Norman Bloomfield James (August 4, 1872 – December 12, 1963) was a farmer and provincial politician from Alberta, Canada. He served as a member of the Legislative Assembly of Alberta from 1935 to 1948 sitting with the Social Credit caucus in government.

==Early life==
Norman Bloomfield James was born on August 4, 1872, in Wandsworth, England. He attended post secondary education at Aberystwyth University. Bloomfield moved to Canada in 1893. He settled near Youngstown, Alberta and began farming.

==Political career==
James ran for a seat to the Alberta Legislature as a Social Credit candidate in the electoral district of Acadia in the 1935 Alberta general election. He defeated incumbent Lorne Proudfoot and another candidate with a landslide majority to pick up the seat for his party.

The 1939 boundary redistribution saw the electoral district of Acadia merged with Coronation to form Acadia-Coronation.

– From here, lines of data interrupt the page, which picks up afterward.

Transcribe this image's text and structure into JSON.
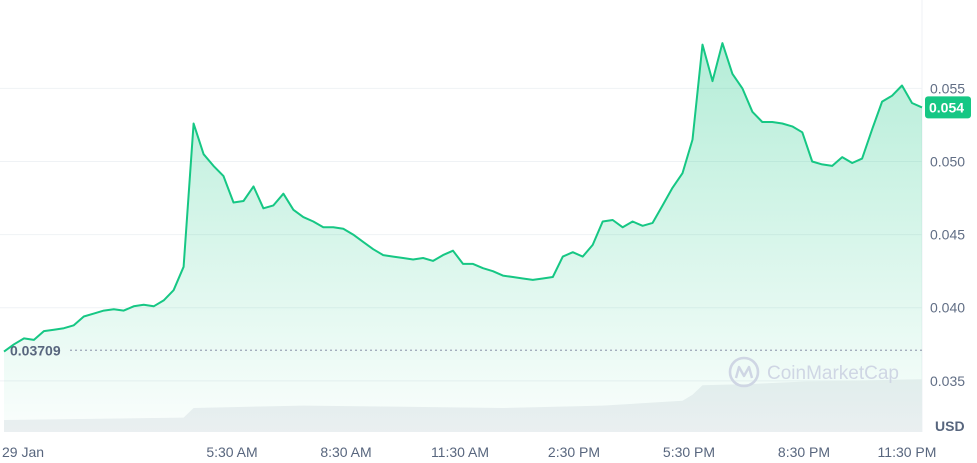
{
  "chart_data": {
    "type": "area",
    "unit_label": "USD",
    "watermark": "CoinMarketCap",
    "y_ticks": [
      "0.035",
      "0.040",
      "0.045",
      "0.050",
      "0.055"
    ],
    "ylim": [
      0.0315,
      0.0605
    ],
    "x_ticks": [
      "29 Jan",
      "5:30 AM",
      "8:30 AM",
      "11:30 AM",
      "2:30 PM",
      "5:30 PM",
      "8:30 PM",
      "11:30 PM"
    ],
    "reference_value": 0.03709,
    "reference_label": "0.03709",
    "current_value": 0.0537,
    "current_label": "0.054",
    "grid": true,
    "colors": {
      "line": "#16c784",
      "fill_top": "#16c784",
      "volume": "#eef0f3",
      "badge": "#16c784"
    },
    "price_points": [
      [
        0,
        0.037
      ],
      [
        1,
        0.0375
      ],
      [
        2,
        0.0379
      ],
      [
        3,
        0.0378
      ],
      [
        4,
        0.0384
      ],
      [
        5,
        0.0385
      ],
      [
        6,
        0.0386
      ],
      [
        7,
        0.0388
      ],
      [
        8,
        0.0394
      ],
      [
        9,
        0.0396
      ],
      [
        10,
        0.0398
      ],
      [
        11,
        0.0399
      ],
      [
        12,
        0.0398
      ],
      [
        13,
        0.0401
      ],
      [
        14,
        0.0402
      ],
      [
        15,
        0.0401
      ],
      [
        16,
        0.0405
      ],
      [
        17,
        0.0412
      ],
      [
        18,
        0.0428
      ],
      [
        19,
        0.0526
      ],
      [
        20,
        0.0505
      ],
      [
        21,
        0.0497
      ],
      [
        22,
        0.049
      ],
      [
        23,
        0.0472
      ],
      [
        24,
        0.0473
      ],
      [
        25,
        0.0483
      ],
      [
        26,
        0.0468
      ],
      [
        27,
        0.047
      ],
      [
        28,
        0.0478
      ],
      [
        29,
        0.0467
      ],
      [
        30,
        0.0462
      ],
      [
        31,
        0.0459
      ],
      [
        32,
        0.0455
      ],
      [
        33,
        0.0455
      ],
      [
        34,
        0.0454
      ],
      [
        35,
        0.045
      ],
      [
        36,
        0.0445
      ],
      [
        37,
        0.044
      ],
      [
        38,
        0.0436
      ],
      [
        39,
        0.0435
      ],
      [
        40,
        0.0434
      ],
      [
        41,
        0.0433
      ],
      [
        42,
        0.0434
      ],
      [
        43,
        0.0432
      ],
      [
        44,
        0.0436
      ],
      [
        45,
        0.0439
      ],
      [
        46,
        0.043
      ],
      [
        47,
        0.043
      ],
      [
        48,
        0.0427
      ],
      [
        49,
        0.0425
      ],
      [
        50,
        0.0422
      ],
      [
        51,
        0.0421
      ],
      [
        52,
        0.042
      ],
      [
        53,
        0.0419
      ],
      [
        54,
        0.042
      ],
      [
        55,
        0.0421
      ],
      [
        56,
        0.0435
      ],
      [
        57,
        0.0438
      ],
      [
        58,
        0.0435
      ],
      [
        59,
        0.0443
      ],
      [
        60,
        0.0459
      ],
      [
        61,
        0.046
      ],
      [
        62,
        0.0455
      ],
      [
        63,
        0.0459
      ],
      [
        64,
        0.0456
      ],
      [
        65,
        0.0458
      ],
      [
        66,
        0.047
      ],
      [
        67,
        0.0482
      ],
      [
        68,
        0.0492
      ],
      [
        69,
        0.0515
      ],
      [
        70,
        0.058
      ],
      [
        71,
        0.0555
      ],
      [
        72,
        0.0581
      ],
      [
        73,
        0.056
      ],
      [
        74,
        0.055
      ],
      [
        75,
        0.0534
      ],
      [
        76,
        0.0527
      ],
      [
        77,
        0.0527
      ],
      [
        78,
        0.0526
      ],
      [
        79,
        0.0524
      ],
      [
        80,
        0.052
      ],
      [
        81,
        0.05
      ],
      [
        82,
        0.0498
      ],
      [
        83,
        0.0497
      ],
      [
        84,
        0.0503
      ],
      [
        85,
        0.0499
      ],
      [
        86,
        0.0502
      ],
      [
        87,
        0.0522
      ],
      [
        88,
        0.0541
      ],
      [
        89,
        0.0545
      ],
      [
        90,
        0.0552
      ],
      [
        91,
        0.054
      ],
      [
        92,
        0.0537
      ]
    ],
    "volume_points": [
      [
        0,
        0.2
      ],
      [
        18,
        0.24
      ],
      [
        19,
        0.4
      ],
      [
        30,
        0.44
      ],
      [
        40,
        0.42
      ],
      [
        50,
        0.4
      ],
      [
        60,
        0.44
      ],
      [
        68,
        0.52
      ],
      [
        69,
        0.62
      ],
      [
        70,
        0.78
      ],
      [
        75,
        0.8
      ],
      [
        80,
        0.84
      ],
      [
        92,
        0.88
      ]
    ]
  }
}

James decided to run for re-election in the electoral district of Edmonton in the 1940 Alberta general election. James was returned winning the third place seat out of five.

James ran for a third term in office in the 1944 Alberta general election. He barely hung onto his seat winning in the final vote count.

James retired from provincial politics at dissolution of the assembly in 1948.

He published "The Autobiography of a Nobody" in 1948.